L’innovation, les hautes technologies, les produits à haute valeur ajoutée, les produits dits de « transition énergétique et écologique » et les services, devaient et doivent toujours, selon eux et selon vous, nous assurer des emplois en nombre suffisant en dépit de la destruction de pans entiers de notre industrie manufacturière. Le domaine des énergies renouvelables, pressenti pour créer des centaines de milliers d’emplois, ne crée finalement que quelques milliers de postes par an. Son nombre de créations est passé de 58 460 en 2006 à seulement 83 260 emplois en 2012.
Ce dogmatique et récurrent discours est pourtant inlassablement réitéré par la plupart des personnalités politiques qui ont participé ou participent au gouvernement de la France.
Pourtant, l’échec est avéré et rares sont les produits qui échappent à la délocalisation.
Tous les indicateurs économiques sont au rouge, le chômage a plombé les comptes de tous les régimes de protection sociale et touche bon nombre d’entre-nous.

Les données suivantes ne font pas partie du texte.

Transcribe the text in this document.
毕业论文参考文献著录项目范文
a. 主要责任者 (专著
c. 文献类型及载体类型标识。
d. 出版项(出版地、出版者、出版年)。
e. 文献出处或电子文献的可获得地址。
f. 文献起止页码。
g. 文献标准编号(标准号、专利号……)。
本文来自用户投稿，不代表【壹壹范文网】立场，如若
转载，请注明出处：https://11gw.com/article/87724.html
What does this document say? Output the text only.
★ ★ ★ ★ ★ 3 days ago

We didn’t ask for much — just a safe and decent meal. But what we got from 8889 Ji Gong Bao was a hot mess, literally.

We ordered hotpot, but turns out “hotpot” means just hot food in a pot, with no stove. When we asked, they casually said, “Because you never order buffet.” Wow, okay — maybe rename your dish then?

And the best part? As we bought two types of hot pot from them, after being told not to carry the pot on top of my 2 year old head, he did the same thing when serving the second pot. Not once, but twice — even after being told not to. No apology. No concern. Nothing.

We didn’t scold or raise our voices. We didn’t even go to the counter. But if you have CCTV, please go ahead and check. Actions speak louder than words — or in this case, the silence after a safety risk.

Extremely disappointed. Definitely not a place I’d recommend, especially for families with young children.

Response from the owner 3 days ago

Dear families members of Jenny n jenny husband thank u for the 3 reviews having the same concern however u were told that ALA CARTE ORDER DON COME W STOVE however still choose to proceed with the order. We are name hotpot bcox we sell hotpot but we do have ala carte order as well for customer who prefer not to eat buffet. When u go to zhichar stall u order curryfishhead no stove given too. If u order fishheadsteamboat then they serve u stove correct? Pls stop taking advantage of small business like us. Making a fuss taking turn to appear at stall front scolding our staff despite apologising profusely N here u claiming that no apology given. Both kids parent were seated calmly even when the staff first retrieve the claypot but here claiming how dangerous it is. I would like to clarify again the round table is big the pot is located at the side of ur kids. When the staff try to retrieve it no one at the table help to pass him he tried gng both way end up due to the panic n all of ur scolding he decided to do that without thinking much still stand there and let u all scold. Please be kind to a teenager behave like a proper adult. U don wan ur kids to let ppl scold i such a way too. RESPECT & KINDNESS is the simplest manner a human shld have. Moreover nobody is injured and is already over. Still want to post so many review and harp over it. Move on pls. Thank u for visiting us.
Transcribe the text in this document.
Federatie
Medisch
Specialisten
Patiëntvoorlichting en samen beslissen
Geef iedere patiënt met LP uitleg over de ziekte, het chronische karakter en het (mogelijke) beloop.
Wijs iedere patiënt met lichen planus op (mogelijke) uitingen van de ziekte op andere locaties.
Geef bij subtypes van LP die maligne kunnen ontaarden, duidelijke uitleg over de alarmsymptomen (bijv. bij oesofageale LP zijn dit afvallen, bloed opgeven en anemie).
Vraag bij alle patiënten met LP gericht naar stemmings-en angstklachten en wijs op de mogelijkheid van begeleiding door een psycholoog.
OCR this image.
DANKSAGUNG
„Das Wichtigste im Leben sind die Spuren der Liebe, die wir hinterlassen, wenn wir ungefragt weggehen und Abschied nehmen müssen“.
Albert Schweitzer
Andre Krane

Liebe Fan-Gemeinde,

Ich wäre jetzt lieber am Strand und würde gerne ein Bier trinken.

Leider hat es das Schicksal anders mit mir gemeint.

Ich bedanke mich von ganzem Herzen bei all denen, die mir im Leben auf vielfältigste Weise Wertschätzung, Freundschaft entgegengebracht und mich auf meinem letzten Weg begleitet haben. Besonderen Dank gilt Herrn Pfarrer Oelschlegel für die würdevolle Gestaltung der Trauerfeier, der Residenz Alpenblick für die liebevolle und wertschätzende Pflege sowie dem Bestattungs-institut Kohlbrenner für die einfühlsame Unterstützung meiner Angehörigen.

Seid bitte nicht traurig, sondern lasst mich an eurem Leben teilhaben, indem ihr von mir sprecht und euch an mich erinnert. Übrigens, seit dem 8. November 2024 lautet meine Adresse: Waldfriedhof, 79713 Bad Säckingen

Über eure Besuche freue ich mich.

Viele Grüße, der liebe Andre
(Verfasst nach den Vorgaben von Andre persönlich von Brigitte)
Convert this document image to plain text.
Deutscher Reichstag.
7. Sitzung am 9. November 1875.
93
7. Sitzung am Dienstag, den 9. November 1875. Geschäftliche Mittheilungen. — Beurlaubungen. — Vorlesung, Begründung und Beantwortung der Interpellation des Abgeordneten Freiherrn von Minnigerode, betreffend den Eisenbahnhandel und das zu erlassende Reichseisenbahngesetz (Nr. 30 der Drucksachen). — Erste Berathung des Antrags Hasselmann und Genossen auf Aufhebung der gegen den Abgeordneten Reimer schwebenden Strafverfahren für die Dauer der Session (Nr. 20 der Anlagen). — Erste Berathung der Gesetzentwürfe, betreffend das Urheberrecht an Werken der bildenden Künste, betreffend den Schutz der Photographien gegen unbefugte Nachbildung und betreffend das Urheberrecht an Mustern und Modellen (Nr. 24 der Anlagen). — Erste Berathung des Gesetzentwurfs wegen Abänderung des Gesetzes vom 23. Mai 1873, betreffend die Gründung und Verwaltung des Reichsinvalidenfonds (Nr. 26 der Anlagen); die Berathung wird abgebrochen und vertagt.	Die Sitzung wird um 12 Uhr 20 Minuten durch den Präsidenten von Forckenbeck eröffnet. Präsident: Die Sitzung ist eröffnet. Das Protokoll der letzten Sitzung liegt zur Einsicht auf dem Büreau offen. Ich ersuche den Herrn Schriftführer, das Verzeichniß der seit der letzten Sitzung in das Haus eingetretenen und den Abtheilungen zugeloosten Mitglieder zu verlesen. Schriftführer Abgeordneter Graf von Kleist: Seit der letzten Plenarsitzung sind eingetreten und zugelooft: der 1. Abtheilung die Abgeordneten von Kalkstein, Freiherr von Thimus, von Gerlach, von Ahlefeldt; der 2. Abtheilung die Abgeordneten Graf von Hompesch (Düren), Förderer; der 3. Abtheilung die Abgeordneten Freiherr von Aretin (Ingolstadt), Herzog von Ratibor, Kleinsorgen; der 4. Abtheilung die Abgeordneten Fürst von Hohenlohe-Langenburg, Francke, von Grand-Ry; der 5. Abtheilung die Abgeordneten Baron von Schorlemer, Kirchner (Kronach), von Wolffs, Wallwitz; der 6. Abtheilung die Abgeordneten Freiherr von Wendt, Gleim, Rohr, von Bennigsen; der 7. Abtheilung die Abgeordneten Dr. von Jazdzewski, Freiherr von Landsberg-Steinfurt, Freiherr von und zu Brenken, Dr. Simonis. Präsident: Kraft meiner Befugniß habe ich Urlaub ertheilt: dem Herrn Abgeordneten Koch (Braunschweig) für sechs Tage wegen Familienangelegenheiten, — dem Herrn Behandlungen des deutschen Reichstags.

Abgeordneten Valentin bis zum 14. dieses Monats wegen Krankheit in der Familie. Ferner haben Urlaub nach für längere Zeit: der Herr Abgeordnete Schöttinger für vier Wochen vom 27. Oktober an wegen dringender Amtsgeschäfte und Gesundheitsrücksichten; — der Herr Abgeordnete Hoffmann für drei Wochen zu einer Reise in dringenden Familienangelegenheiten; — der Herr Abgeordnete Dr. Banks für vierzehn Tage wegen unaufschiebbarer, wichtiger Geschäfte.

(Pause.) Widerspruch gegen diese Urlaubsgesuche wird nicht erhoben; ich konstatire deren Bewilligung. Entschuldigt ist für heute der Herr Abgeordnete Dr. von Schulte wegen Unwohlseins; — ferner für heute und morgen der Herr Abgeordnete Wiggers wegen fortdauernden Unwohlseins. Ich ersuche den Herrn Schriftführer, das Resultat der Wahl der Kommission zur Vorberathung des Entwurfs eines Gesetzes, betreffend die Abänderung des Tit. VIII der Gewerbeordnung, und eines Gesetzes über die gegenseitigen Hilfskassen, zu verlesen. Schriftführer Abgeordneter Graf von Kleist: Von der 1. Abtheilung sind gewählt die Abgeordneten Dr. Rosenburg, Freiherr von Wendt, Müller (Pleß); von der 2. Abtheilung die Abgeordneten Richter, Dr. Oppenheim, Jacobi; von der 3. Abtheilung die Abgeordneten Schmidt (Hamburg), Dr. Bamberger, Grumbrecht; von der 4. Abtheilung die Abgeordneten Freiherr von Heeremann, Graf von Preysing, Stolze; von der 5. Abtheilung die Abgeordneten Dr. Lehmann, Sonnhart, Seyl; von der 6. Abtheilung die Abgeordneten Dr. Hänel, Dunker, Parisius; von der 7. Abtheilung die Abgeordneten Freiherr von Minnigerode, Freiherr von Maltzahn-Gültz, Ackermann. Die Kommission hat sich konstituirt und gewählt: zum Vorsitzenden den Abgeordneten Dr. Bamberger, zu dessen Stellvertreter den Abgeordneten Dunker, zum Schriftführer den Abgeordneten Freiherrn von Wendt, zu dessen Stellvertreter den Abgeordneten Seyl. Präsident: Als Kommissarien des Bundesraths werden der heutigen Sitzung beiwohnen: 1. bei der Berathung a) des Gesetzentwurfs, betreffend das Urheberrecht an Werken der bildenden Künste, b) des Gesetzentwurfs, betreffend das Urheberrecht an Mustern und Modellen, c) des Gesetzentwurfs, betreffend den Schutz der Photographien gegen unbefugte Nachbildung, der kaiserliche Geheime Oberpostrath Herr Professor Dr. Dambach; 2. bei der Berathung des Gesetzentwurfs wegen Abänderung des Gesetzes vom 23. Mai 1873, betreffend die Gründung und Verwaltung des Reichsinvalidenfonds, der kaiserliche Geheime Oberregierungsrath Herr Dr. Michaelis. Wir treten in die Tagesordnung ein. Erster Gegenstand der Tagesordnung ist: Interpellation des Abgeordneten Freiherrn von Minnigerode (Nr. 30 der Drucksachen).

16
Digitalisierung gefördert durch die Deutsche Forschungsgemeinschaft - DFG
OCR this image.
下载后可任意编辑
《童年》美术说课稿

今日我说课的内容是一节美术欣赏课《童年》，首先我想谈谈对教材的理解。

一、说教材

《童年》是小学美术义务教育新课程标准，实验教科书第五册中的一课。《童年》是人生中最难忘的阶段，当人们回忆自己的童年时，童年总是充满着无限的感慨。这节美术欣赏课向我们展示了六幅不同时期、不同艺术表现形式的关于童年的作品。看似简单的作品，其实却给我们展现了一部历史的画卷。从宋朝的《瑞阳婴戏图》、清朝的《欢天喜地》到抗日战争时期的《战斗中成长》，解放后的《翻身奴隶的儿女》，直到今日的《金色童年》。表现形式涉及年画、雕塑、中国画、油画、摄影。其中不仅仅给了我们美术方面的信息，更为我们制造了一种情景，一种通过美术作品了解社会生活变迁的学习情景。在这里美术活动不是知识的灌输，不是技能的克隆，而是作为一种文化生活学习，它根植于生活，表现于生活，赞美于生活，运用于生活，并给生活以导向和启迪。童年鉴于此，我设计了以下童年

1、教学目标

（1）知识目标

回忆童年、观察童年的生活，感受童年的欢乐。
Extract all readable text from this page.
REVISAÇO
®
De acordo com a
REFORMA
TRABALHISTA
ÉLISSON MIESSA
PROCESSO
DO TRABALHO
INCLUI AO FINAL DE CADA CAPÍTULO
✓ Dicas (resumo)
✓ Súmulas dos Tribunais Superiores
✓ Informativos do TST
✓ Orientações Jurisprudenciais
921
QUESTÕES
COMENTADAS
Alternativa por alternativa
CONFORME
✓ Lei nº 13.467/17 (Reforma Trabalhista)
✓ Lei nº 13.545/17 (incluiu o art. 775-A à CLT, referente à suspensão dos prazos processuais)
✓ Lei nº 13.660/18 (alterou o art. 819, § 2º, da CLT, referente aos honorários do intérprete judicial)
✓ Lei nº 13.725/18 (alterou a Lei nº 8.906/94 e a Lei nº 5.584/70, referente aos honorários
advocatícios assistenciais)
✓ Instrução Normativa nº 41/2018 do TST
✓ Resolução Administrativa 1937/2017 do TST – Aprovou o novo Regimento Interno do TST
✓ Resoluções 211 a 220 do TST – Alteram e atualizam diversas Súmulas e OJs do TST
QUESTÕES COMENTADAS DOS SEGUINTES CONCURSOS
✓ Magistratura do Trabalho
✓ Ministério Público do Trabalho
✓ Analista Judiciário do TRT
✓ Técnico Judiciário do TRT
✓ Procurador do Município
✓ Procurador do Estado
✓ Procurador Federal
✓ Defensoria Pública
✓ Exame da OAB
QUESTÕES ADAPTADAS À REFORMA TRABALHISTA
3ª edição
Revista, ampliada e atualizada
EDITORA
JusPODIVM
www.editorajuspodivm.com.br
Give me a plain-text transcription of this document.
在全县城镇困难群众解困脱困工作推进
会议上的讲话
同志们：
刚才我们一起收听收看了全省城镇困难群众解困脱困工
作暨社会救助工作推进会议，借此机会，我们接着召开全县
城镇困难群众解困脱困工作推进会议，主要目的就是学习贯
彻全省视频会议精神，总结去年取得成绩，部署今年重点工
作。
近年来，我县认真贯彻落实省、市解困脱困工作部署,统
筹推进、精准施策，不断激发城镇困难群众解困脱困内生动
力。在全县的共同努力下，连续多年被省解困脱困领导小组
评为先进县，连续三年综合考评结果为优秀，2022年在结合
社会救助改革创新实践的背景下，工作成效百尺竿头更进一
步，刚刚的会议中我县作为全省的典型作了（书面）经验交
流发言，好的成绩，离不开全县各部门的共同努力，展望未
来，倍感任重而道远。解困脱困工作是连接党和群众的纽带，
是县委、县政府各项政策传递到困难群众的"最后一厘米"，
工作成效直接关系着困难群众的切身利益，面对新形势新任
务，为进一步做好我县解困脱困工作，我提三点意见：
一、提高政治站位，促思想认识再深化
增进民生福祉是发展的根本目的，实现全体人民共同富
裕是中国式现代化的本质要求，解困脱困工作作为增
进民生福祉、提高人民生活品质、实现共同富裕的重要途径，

Aussi, conformément au souhait de la grande majorité des français, peut-être convient-il de rompre avec la politique dictée par l’idéologie.
La relance d’une part importante de l’industrie manufacturière des biens de consommation est possible et pourrait permettre la création d’un nombre significatif d’emplois et une revitalisation de régions françaises très appauvries.
Changer un modéle economique paupérisant
Le financement de l’industrie nécessite généralement l’apport financier d’actionnaires, qui, en retour, exigent le plus souvent un rendement ne pouvant être obtenu qu’en délocalisant la production.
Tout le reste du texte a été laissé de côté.